4T - Agent Dory

A Deep Dive into POMDP Reinforcement Learning

Key Takeaways

POMDP Challenge: Traditional card games present unique challenges for AI due to hidden information (opponent’s hand), making them ideal testbeds for Partially Observable Markov Decision Processes
A2C + LSTM Architecture: Combined Advantage Actor-Critic with LSTM memory proved effective for sequential decision-making with temporal dependencies
Domain-Aware Engineering: Custom reward shaping and observation encoding significantly accelerated learning compared to generic approaches
70% Win Rate Achievement: The final agent achieved robust performance against various opponents, demonstrating successful generalization
End-to-End Implementation: Built complete game simulation, RL environment, and training pipeline from scratch in PyTorch

What happens when you combine Ecuador’s beloved traditional card game with cutting-edge reinforcement learning? You get a fascinating journey into the world of Partially Observable Markov Decision Processes, temporal memory, and the art of teaching machines to think strategically.

The Game

“40” (Cuarenta) is a traditional Ecuadorian card game that’s deceptively simple on the surface but rich in strategic depth underneath. Players compete to reach exactly 40 points through a combination of capturing cards and strategic play. What makes this game particularly interesting for AI research is its perfect storm of challenges:

Hidden information: You can’t see your opponent’s hand
Sequential dependencies: Your current move affects future opportunities
Multiple scoring mechanisms: Points can be earned through chains, sums, and special combinations
Strategic timing: Knowing when to go for points versus setting up future plays

These characteristics make “40” an ideal candidate for exploring Partially Observable Markov Decision Processes (POMDPs) - a class of problems where an agent must make decisions without complete information about the environment state.

The A2C-LSTM Approach

The Memory Problem

Traditional reinforcement learning algorithms often assume full observability - they can see everything they need to make optimal decisions. But card games break this assumption. When you can’t see your opponent’s hand, past observations become crucial for inferring the current state.

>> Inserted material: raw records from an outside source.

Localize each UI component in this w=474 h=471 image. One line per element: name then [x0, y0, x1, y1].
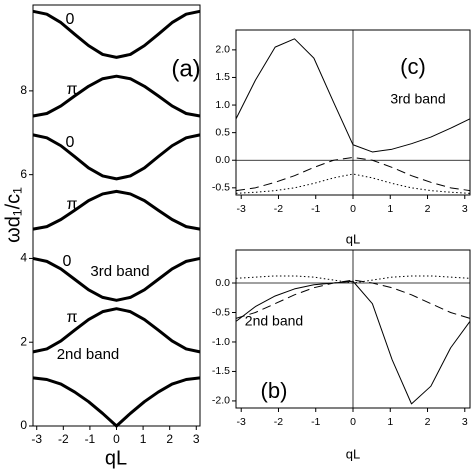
annotation: 0: [63, 253, 72, 270]
y-tick-label: -0.5: [212, 182, 230, 194]
y-tick-label: 0: [20, 418, 27, 432]
data-line: [32, 9, 201, 59]
x-axis-label: qL: [346, 231, 360, 246]
annotation: (c): [400, 54, 426, 79]
y-tick-label: 2: [20, 334, 27, 348]
x-tick-label: 3: [462, 416, 468, 428]
annotation: 3rd band: [390, 91, 445, 107]
x-tick-label: -1: [311, 416, 320, 428]
x-tick-label: 0: [113, 432, 120, 446]
y-tick-label: 1.5: [215, 71, 230, 83]
x-tick-label: 2: [166, 432, 173, 446]
annotation: 3rd band: [90, 263, 149, 280]
x-axis-label: qL: [346, 446, 360, 461]
data-line: [32, 74, 201, 118]
x-tick-label: 1: [140, 432, 147, 446]
y-tick-label: -2.0: [212, 395, 230, 407]
x-tick-label: 0: [350, 203, 356, 215]
y-tick-label: 0.0: [215, 154, 230, 166]
x-tick-label: -1: [311, 203, 320, 215]
data-line: [32, 189, 201, 231]
x-tick-label: -3: [237, 416, 246, 428]
x-axis-label: qL: [105, 447, 127, 469]
data-line: [235, 280, 471, 405]
x-tick-label: -2: [274, 416, 283, 428]
x-tick-label: 3: [462, 203, 468, 215]
annotation: (a): [171, 55, 200, 82]
y-tick-label: -1.0: [212, 336, 230, 348]
x-tick-label: 3: [193, 432, 200, 446]
x-tick-label: 1: [387, 416, 393, 428]
data-line: [235, 156, 471, 192]
y-tick-label: -0.5: [212, 306, 230, 318]
y-tick-label: 1.0: [215, 99, 230, 111]
x-tick-label: 2: [425, 203, 431, 215]
y-tick-label: -1.5: [212, 365, 230, 377]
y-tick-label: 6: [20, 167, 27, 181]
y-tick-label: 0.5: [215, 126, 230, 138]
annotation: 2nd band: [57, 346, 120, 363]
data-line: [32, 133, 201, 181]
annotation: π: [66, 81, 77, 98]
y-tick-label: 0.0: [215, 277, 230, 289]
x-tick-label: -2: [274, 203, 283, 215]
annotation: π: [66, 309, 77, 326]
annotation: 0: [66, 134, 75, 151]
y-axis-label: ωd₁/c₁: [2, 187, 24, 243]
data-line: [32, 376, 201, 428]
x-tick-label: 0: [350, 416, 356, 428]
x-tick-label: 2: [425, 416, 431, 428]
data-line: [32, 256, 201, 302]
annotation: 2nd band: [245, 313, 303, 329]
y-tick-label: 4: [20, 251, 27, 265]
y-tick-label: 8: [20, 83, 27, 97]
x-tick-label: -3: [237, 203, 246, 215]
annotation: 0: [66, 11, 75, 28]
data-line: [32, 307, 201, 354]
data-line: [235, 38, 471, 153]
annotation: π: [66, 196, 77, 213]
x-tick-label: 1: [387, 203, 393, 215]
x-tick-label: -1: [85, 432, 96, 446]
x-tick-label: -3: [31, 432, 42, 446]
x-tick-label: -2: [58, 432, 69, 446]
annotation: (b): [261, 378, 288, 403]
y-tick-label: 2.0: [215, 44, 230, 56]
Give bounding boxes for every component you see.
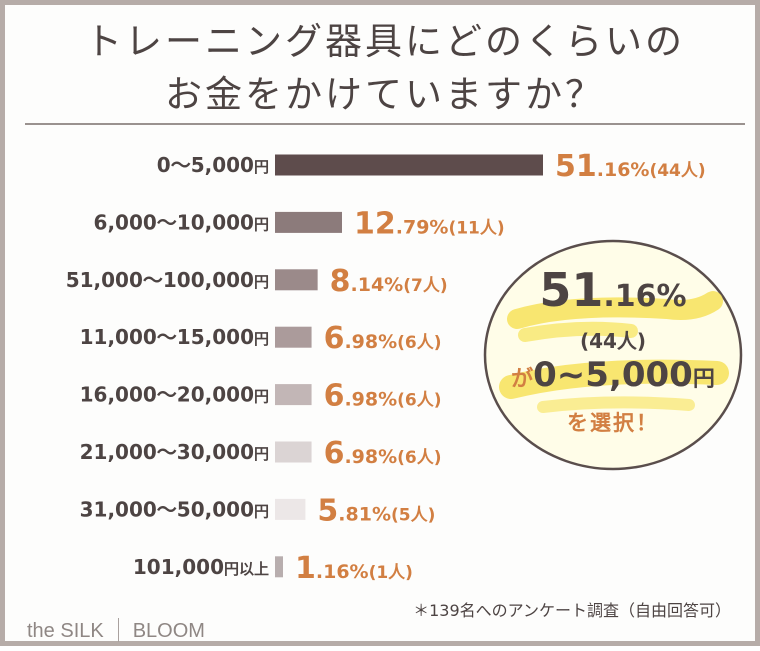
bar <box>275 384 312 406</box>
badge-count: (44人) <box>579 329 647 353</box>
data-label: 6.98%(6人) <box>324 436 442 471</box>
badge-circle <box>483 239 743 471</box>
survey-note: ＊139名へのアンケート調査（自由回答可） <box>413 601 731 620</box>
category-label: 11,000〜15,000円 <box>80 325 269 349</box>
data-label: 12.79%(11人) <box>354 206 505 241</box>
category-label: 6,000〜10,000円 <box>94 210 269 234</box>
data-label: 1.16%(1人) <box>295 551 413 586</box>
title-line-2: お金をかけていますか？ <box>165 73 605 116</box>
data-label: 8.14%(7人) <box>330 264 448 299</box>
bar <box>275 556 283 578</box>
category-label: 101,000円以上 <box>133 555 269 579</box>
data-label: 5.81%(5人) <box>317 493 435 528</box>
logo-divider <box>117 618 119 642</box>
page-title: トレーニング器具にどのくらいの お金をかけていますか？ <box>25 15 745 121</box>
brand-logo: the SILK BLOOM <box>27 618 205 642</box>
title-divider <box>25 123 745 125</box>
category-label: 51,000〜100,000円 <box>66 268 269 292</box>
bar <box>275 154 543 176</box>
bar <box>275 498 306 520</box>
category-label: 16,000〜20,000円 <box>80 383 269 407</box>
bar <box>275 441 312 463</box>
bar <box>275 211 342 233</box>
category-label: 21,000〜30,000円 <box>80 440 269 464</box>
bar-chart: 0〜5,000円 51.16%(44人)6,000〜10,000円 12.79%(1… <box>66 149 706 586</box>
category-label: 31,000〜50,000円 <box>80 497 269 521</box>
title-line-1: トレーニング器具にどのくらいの <box>85 20 685 63</box>
badge-percentage: 51.16% <box>539 263 687 317</box>
data-label: 6.98%(6人) <box>324 321 442 356</box>
bar <box>275 326 312 348</box>
badge-selected-label: を選択！ <box>567 411 659 435</box>
category-label: 0〜5,000円 <box>157 153 269 177</box>
bar <box>275 269 318 291</box>
highlight-badge: 51.16% (44人) が0~5,000円 を選択！ <box>481 237 745 473</box>
data-label: 51.16%(44人) <box>555 149 706 184</box>
data-label: 6.98%(6人) <box>324 379 442 414</box>
badge-range: が0~5,000円 <box>511 355 715 395</box>
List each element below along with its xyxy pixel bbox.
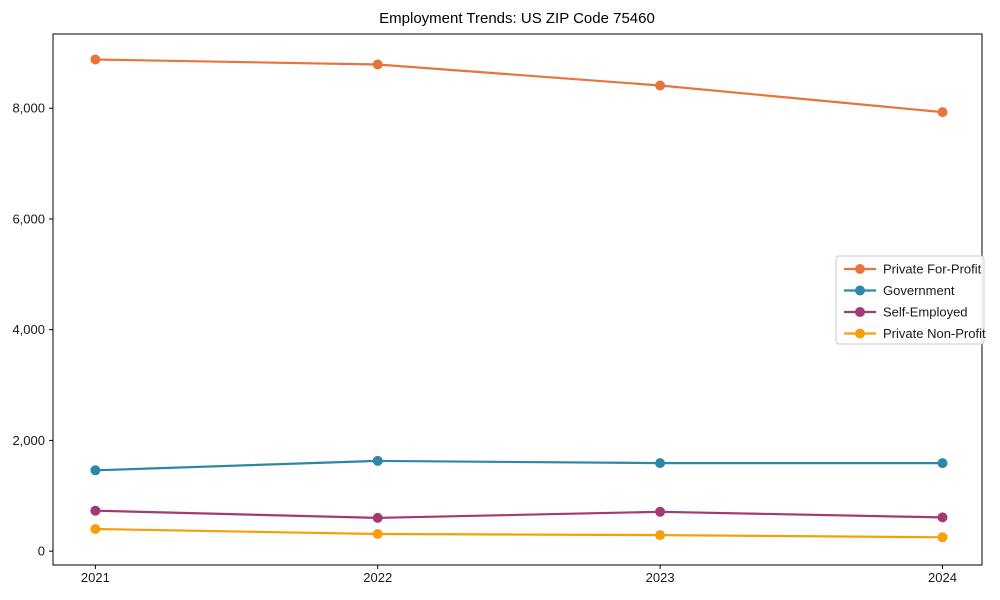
legend-item-government: Government [844, 283, 955, 298]
legend-marker [855, 264, 865, 274]
legend-box [835, 255, 985, 345]
y-tick-label: 2,000 [12, 433, 45, 448]
y-tick-label: 8,000 [12, 101, 45, 116]
legend-marker [855, 307, 865, 317]
data-point-private-for-profit-2022 [372, 59, 383, 70]
x-tick-label: 2024 [928, 570, 957, 585]
data-point-private-non-profit-2024 [937, 532, 948, 543]
data-point-private-for-profit-2023 [655, 80, 666, 91]
data-point-self-employed-2023 [655, 506, 666, 517]
legend-label: Private For-Profit [883, 262, 982, 277]
legend-item-self-employed: Self-Employed [844, 305, 968, 320]
data-point-government-2024 [937, 458, 948, 469]
y-tick-label: 6,000 [12, 211, 45, 226]
legend-label: Private Non-Profit [883, 326, 986, 341]
data-point-private-non-profit-2022 [372, 529, 383, 539]
x-tick-label: 2023 [646, 570, 675, 585]
series-line-self-employed [95, 509, 943, 520]
y-tick-label: 0 [38, 544, 45, 559]
data-point-government-2021 [90, 465, 101, 476]
legend-marker [855, 285, 865, 296]
data-point-self-employed-2022 [372, 512, 383, 523]
legend-item-private-non-profit: Private Non-Profit [844, 326, 986, 341]
legend-item-private-for-profit: Private For-Profit [844, 262, 982, 277]
data-point-private-non-profit-2023 [655, 530, 666, 541]
series-line-government [95, 459, 943, 472]
series-line-private-for-profit [95, 58, 943, 114]
data-point-private-non-profit-2021 [90, 524, 101, 534]
legend-marker [855, 328, 865, 339]
series-line-private-non-profit [95, 527, 943, 539]
data-point-self-employed-2024 [937, 512, 948, 523]
data-point-private-for-profit-2024 [937, 107, 948, 118]
legend-label: Government [883, 283, 955, 298]
x-tick-label: 2022 [363, 570, 392, 585]
data-point-government-2022 [372, 455, 383, 466]
x-tick-label: 2021 [81, 570, 110, 585]
y-tick-label: 4,000 [12, 322, 45, 337]
data-point-government-2023 [655, 458, 666, 469]
chart-title: Employment Trends: US ZIP Code 75460 [379, 10, 655, 27]
data-point-private-for-profit-2021 [90, 54, 101, 65]
legend-label: Self-Employed [883, 305, 968, 320]
data-point-self-employed-2021 [90, 505, 101, 516]
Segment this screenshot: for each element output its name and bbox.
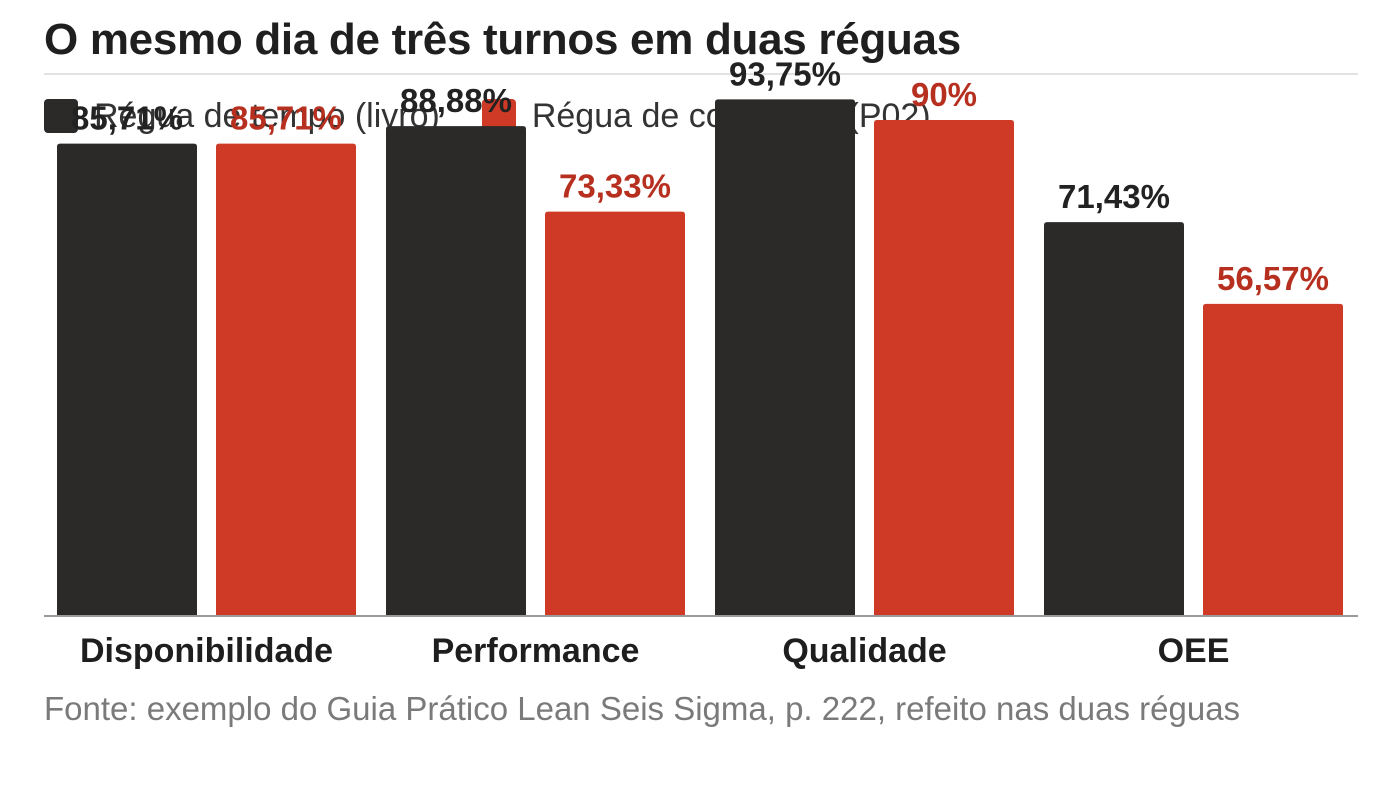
bar-qualidade-series-1 bbox=[715, 99, 855, 615]
data-label-disponibilidade-series-2: 85,71% bbox=[230, 100, 342, 137]
data-label-oee-series-2: 56,57% bbox=[1217, 260, 1329, 297]
category-label-qualidade: Qualidade bbox=[782, 632, 946, 670]
data-label-performance-series-1: 88,88% bbox=[400, 82, 512, 119]
data-label-qualidade-series-1: 93,75% bbox=[729, 55, 841, 92]
category-label-performance: Performance bbox=[432, 632, 640, 670]
legend-item-tempo: Régua de tempo (livro) bbox=[44, 97, 440, 136]
legend-swatch-tempo bbox=[44, 99, 78, 133]
legend-label-tempo: Régua de tempo (livro) bbox=[94, 96, 440, 135]
category-label-disponibilidade: Disponibilidade bbox=[80, 632, 333, 670]
bar-performance-series-1 bbox=[386, 126, 526, 615]
bar-oee-series-1 bbox=[1044, 222, 1184, 615]
bar-performance-series-2 bbox=[545, 211, 685, 615]
data-label-performance-series-2: 73,33% bbox=[559, 168, 671, 205]
data-label-qualidade-series-2: 90% bbox=[911, 76, 977, 113]
bar-disponibilidade-series-1 bbox=[57, 143, 197, 615]
category-label-oee: OEE bbox=[1158, 632, 1230, 670]
bar-qualidade-series-2 bbox=[874, 120, 1014, 615]
title-divider bbox=[44, 73, 1358, 75]
source-note: Fonte: exemplo do Guia Prático Lean Seis… bbox=[44, 690, 1241, 727]
x-axis-baseline bbox=[44, 615, 1358, 617]
chart-title: O mesmo dia de três turnos em duas régua… bbox=[44, 15, 961, 64]
bar-oee-series-2 bbox=[1203, 303, 1343, 615]
data-label-disponibilidade-series-1: 85,71% bbox=[71, 100, 183, 137]
bar-disponibilidade-series-2 bbox=[216, 143, 356, 615]
data-label-oee-series-1: 71,43% bbox=[1058, 178, 1170, 215]
bar-chart: 85,71% 85,71% Disponibilidade 88,88% 73,33% P… bbox=[44, 55, 1358, 670]
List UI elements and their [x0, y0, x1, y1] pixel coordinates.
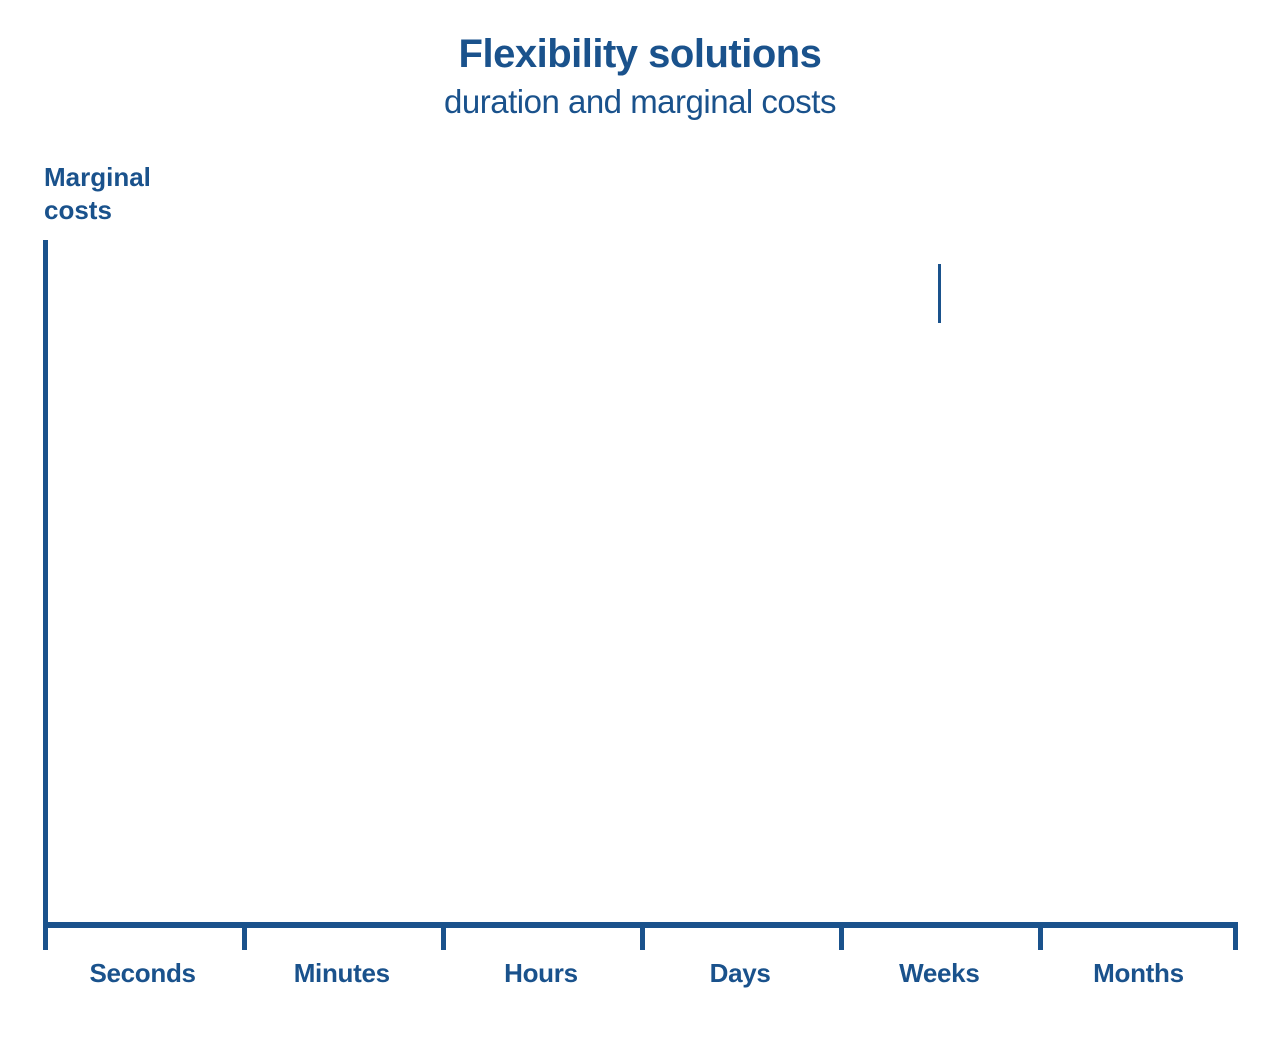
- x-axis-tick: [242, 922, 247, 950]
- x-axis-label-hours: Hours: [504, 958, 578, 988]
- y-axis-line: [43, 240, 48, 950]
- x-axis-tick: [640, 922, 645, 950]
- x-axis-labels: Seconds Minutes Hours Days Weeks Months: [43, 958, 1238, 989]
- x-axis-label-days: Days: [709, 958, 771, 988]
- x-axis-label-weeks: Weeks: [899, 958, 980, 988]
- x-axis-label-months: Months: [1093, 958, 1184, 988]
- weeks-annotation-line-segment: [938, 264, 941, 323]
- x-axis-label-seconds: Seconds: [89, 958, 196, 988]
- chart-title: Flexibility solutions: [458, 32, 822, 76]
- chart-subtitle: duration and marginal costs: [444, 83, 836, 120]
- chart-header: Flexibility solutions duration and margi…: [0, 32, 1280, 120]
- y-axis-label: Marginal costs: [44, 162, 151, 225]
- x-axis-tick: [441, 922, 446, 950]
- x-axis-tick: [1038, 922, 1043, 950]
- x-axis-tick: [839, 922, 844, 950]
- x-axis-label-minutes: Minutes: [293, 958, 390, 988]
- x-axis-tick: [1233, 922, 1238, 950]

This is where Long Short-Term Memory (LSTM) networks shine. By incorporating LSTM into an Advantage Actor-Critic (A2C) architecture, our agent can maintain a “memory” of past observations and use this temporal context to make better decisions.

1
class A2C_LSTM(nn.Module):
2
    def __init__(self, obs_dim: int, action_dim: int, hidden_dim: int = 512,
3
                 lstm_dim: int = 256):
4
        super().__init__()
5

6
        # Feature extraction network
7
        self.feature_net = nn.Sequential(
8
            nn.Linear(obs_dim, hidden_dim),
9
            nn.LayerNorm(hidden_dim),
10
            nn.ReLU(),
11
            nn.Dropout(0.1),
12
            nn.Linear(hidden_dim, hidden_dim),
13
            nn.LayerNorm(hidden_dim),
14
            nn.ReLU(),
15
            nn.Dropout(0.1)
16
        )
17

18
        # LSTM for temporal memory
19
        self.lstm = nn.LSTM(hidden_dim, lstm_dim, num_layers=2,
20
                            batch_first=True, dropout=0.1)
21

22
        # Strategic planning head
23
        self.strategic_head = nn.Sequential(
24
            nn.Linear(lstm_dim, hidden_dim // 2),
25
            nn.ReLU(),
26
            nn.Dropout(0.1)
27
        )

Dual-Head Architecture

The network architecture employs a clever dual-head design:

Actor Head: Decides which card to play based on the current policy
Critic Head: Evaluates how good the current state is (value estimation)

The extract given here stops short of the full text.